The Baptism of the Lord is told in all four gospels with each one giving its own slant. Luke’s version is the only one which mentions Jesus “was at prayer”. Luke doesn’t emphasize the actual baptism at all, but majors on the descent of the Holy Spirit and the voice from heaven. “Heaven opened”. “The Holy Spirit descended like a dove”. “A voice came from heaven” The voice makes three statements, each with its own importance: “You are my son. “The beloved”. “My favour rests on you”. We are reminded of Jesus’ words at the Last Supper, “As the Father has loved me so I have loved you, remain in my love”.
The inclusion of verses 15 and 16 in the reading remind us that Jesus’ baptism took place when John the Baptist’s ministry was about to come to an end. The baptism was therefore Jesus’ call to public ministry. In the bible a call to do God’s work is often preceded by a deep experience of God, like Isaiah, Jeremiah and Gideon in the Old Testament, Mary and Zechariah in the New. Experience bears out that this pattern of a deep personal experience leading to a new commitment occurs in the lives of many people, such as Augustine, Ignatius of Loyola, Teresa of Avila, and to many other great men and women.

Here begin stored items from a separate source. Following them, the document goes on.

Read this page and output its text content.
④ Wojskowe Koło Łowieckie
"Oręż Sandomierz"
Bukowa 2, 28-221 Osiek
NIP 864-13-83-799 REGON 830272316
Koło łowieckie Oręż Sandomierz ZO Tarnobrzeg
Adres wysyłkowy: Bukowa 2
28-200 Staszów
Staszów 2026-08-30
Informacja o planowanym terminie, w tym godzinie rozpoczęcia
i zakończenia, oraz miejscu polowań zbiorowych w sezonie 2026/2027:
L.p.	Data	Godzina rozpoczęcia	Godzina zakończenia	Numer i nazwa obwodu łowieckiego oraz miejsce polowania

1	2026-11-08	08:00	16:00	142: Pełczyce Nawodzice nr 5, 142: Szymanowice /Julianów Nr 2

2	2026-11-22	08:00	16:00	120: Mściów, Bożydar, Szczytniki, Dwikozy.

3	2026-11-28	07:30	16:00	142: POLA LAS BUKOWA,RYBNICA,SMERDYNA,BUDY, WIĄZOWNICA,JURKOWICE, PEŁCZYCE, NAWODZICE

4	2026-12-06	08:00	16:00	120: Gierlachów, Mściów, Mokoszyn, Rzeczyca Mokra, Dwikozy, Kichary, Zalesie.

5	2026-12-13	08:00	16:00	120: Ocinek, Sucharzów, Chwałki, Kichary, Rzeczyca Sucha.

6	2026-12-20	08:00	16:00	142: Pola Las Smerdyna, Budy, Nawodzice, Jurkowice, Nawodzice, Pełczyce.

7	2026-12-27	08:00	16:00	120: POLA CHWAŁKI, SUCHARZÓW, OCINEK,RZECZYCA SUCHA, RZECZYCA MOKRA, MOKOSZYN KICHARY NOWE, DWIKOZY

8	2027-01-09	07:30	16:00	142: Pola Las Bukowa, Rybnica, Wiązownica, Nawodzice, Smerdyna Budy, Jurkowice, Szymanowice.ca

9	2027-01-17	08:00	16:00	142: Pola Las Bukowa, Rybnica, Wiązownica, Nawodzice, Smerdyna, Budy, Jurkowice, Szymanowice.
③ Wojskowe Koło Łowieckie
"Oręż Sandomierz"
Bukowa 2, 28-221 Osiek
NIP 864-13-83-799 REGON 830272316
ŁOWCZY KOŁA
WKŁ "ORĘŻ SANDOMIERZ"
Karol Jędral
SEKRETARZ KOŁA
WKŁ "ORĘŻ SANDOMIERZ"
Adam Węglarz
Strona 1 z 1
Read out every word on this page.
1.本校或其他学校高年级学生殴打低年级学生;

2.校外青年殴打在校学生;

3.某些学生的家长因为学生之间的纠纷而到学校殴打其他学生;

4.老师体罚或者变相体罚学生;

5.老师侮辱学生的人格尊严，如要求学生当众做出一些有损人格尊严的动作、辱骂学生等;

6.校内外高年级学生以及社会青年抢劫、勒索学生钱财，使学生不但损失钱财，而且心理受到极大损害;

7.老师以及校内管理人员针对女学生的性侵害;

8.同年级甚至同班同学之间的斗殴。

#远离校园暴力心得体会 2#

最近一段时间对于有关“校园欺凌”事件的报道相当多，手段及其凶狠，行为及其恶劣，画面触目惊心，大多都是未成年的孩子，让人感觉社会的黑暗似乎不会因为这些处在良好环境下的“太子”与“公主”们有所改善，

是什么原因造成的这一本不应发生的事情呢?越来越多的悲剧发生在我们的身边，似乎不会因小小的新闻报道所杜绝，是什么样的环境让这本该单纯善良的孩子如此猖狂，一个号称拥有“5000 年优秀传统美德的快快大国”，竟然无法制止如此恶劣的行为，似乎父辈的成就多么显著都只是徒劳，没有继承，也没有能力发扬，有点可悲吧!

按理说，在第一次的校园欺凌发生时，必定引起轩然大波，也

Can we identify a similar pattern in our own lives too? Luke notes that Jesus came forward “when all the people had been baptised,” inviting us to see him as entering into solidarity with those who had come to John for baptism. In Luke’s version, Jesus’ baptism was a personal experience. Might each of us have had a similar experience in our own lives? If so what have we done about it?